On Friday, September 24, 2021, five members of the ALLARM team participated in a best management practices (BMP) tour at Wayward Goats Farm. Our team was greeted by farm owner Tim Wagner and Kristen Hoke, a Restoration Specialist at the Chesapeake Bay Foundation (CBF). The farm is currently a part of the CBF’s Buffer Bonus Program which provides farmers with funding to complete projects such as livestock fencing and streambank buffer installation. The overall goals are to improve water quality and farm profitability.
Throughout the tour, the ALLARM team had the opportunity to talk to Tim Wagner about his motivations behind starting his own goat farm and his personal business goals. Farmer Wagner is a military retiree and says he decided to open a farm because he loves producing his own products and engaging with the local community. Farmer Wagner has owned a section of Wayward Farm for five years now and has been experimenting with different ideas. One of his most recent projects includes selling honey from bees he keeps on the farm. In the future, he hopes to sell goat soap and artisan goat cheese with chocolates and strawberries.
The first component of the buffer program is livestock fencing. As we toured the farm, we noticed that the farm is located on top of a hill, making it a prime location for runoff into the two streams that run through the farm. A great method for preventing stream pollution from livestock, in this case goats, is to keep the animals away from the streams through the use of fencing. With support from the CBF, Wagner installed a pen to confine his goats to the top of the hill, away from the two streams. The obvious complication with this is that keeping livestock away from streams removes their primary drinking source. To resolve this issue, Farmer Wagner installed a self-watering mechanism that allowed the goats to push their noses against a wood panel in order to temporarily fill a bucket with water. Wagner found that, in addition to keeping the goats from entering and disturbing the streams, this mechanism conserves water.

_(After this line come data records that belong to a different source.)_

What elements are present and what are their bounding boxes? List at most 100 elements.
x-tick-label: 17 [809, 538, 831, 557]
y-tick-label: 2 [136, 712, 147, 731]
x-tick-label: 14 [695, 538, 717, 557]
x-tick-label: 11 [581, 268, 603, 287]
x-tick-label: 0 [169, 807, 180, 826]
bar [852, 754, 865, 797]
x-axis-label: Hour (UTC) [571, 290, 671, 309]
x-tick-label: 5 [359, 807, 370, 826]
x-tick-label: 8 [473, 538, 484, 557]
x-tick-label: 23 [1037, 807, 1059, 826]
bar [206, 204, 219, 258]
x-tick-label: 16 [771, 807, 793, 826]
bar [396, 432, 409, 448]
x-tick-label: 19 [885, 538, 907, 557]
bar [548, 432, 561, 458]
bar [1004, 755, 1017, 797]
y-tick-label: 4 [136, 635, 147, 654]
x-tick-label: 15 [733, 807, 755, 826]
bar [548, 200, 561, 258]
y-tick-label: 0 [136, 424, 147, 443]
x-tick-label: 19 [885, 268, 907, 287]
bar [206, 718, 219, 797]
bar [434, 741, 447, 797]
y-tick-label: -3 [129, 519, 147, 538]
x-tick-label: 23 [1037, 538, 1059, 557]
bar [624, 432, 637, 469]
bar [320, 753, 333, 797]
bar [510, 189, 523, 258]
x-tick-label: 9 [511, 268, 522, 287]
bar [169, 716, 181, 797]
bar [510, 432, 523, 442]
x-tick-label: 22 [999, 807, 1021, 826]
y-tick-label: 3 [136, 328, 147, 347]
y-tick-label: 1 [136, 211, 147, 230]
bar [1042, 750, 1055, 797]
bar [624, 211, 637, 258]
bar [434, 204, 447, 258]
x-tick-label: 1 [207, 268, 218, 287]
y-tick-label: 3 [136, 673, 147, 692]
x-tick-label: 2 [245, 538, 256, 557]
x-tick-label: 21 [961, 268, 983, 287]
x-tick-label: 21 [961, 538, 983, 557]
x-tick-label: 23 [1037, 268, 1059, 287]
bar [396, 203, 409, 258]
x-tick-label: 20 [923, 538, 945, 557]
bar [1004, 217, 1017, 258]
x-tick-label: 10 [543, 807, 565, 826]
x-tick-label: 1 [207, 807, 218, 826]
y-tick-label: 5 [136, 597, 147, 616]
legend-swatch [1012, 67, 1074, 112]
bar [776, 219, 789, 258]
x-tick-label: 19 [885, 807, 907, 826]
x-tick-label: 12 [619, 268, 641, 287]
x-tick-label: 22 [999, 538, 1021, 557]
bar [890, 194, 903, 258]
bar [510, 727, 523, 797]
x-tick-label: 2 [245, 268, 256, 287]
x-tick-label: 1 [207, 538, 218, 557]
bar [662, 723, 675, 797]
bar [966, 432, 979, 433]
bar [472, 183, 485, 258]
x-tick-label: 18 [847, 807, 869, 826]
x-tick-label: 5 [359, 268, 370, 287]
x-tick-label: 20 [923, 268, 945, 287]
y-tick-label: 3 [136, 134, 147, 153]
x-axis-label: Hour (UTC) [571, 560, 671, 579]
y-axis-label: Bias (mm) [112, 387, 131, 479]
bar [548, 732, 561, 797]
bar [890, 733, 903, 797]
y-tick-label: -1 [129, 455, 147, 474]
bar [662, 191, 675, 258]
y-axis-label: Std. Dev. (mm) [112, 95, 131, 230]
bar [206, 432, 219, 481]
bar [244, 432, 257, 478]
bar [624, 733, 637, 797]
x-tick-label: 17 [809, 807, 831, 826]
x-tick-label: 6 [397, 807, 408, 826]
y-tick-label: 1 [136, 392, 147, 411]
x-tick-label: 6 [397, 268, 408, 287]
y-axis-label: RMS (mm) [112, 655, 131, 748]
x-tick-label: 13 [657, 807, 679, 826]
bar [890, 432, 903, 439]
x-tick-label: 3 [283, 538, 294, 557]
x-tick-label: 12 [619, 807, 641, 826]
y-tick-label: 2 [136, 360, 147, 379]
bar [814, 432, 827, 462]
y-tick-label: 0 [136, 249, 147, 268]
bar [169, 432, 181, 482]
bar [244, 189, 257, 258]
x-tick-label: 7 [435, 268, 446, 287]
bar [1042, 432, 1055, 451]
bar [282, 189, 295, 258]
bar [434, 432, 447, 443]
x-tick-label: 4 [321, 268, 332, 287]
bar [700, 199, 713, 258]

This fall Farmer Wagner will work with CBF to do riparian buffer planting to limit runoff and stabilize the banks. In deciding which species should be grown in the buffer, Farmer Wagner and Restoration Specialist Hoke have examined the farm’s surrounding environment with the goal of planting native species and pollinators. One challenge they have been presented with has been determining ways to work around the underground gas pipeline that runs through the farm. So far, they have planted Sorghum, native vegetation that soaks up runoff water, and plan to plant Black Locust and Honey Locust, which have shallow root systems and therefore will not interfere with the pipeline. They have also planted trees with the goal of attracting honeybees.
During our visit, Wagner made the point that, despite the rise in organic farming, there is, “No way to be organic without grants and subsidies.” This emphasizes one of the major economic challenges small-scale farmers like Wagner face in enforcing the best management practices while also trying to make a living. Fortunately, there are programs, such as the Clean and Green tax incentive program, which provide tax breaks to landowners who commit to using their land (that must be 10+ acres) for farm use. This program, along with the Buffer Bonus program, are not enough to provide every farmer with means to be sustainable, but they are certainly a start.
Overall, the implementation of BMPs through CBF’s Buffer Bonus Program seeks to ensure that Wagner’s goats stay healthy while also promoting local water quality. Restoration Specialist Kristen Hoke hopes that the success of Wayward Goats Farm will encourage neighboring farmers to adopt similar practices.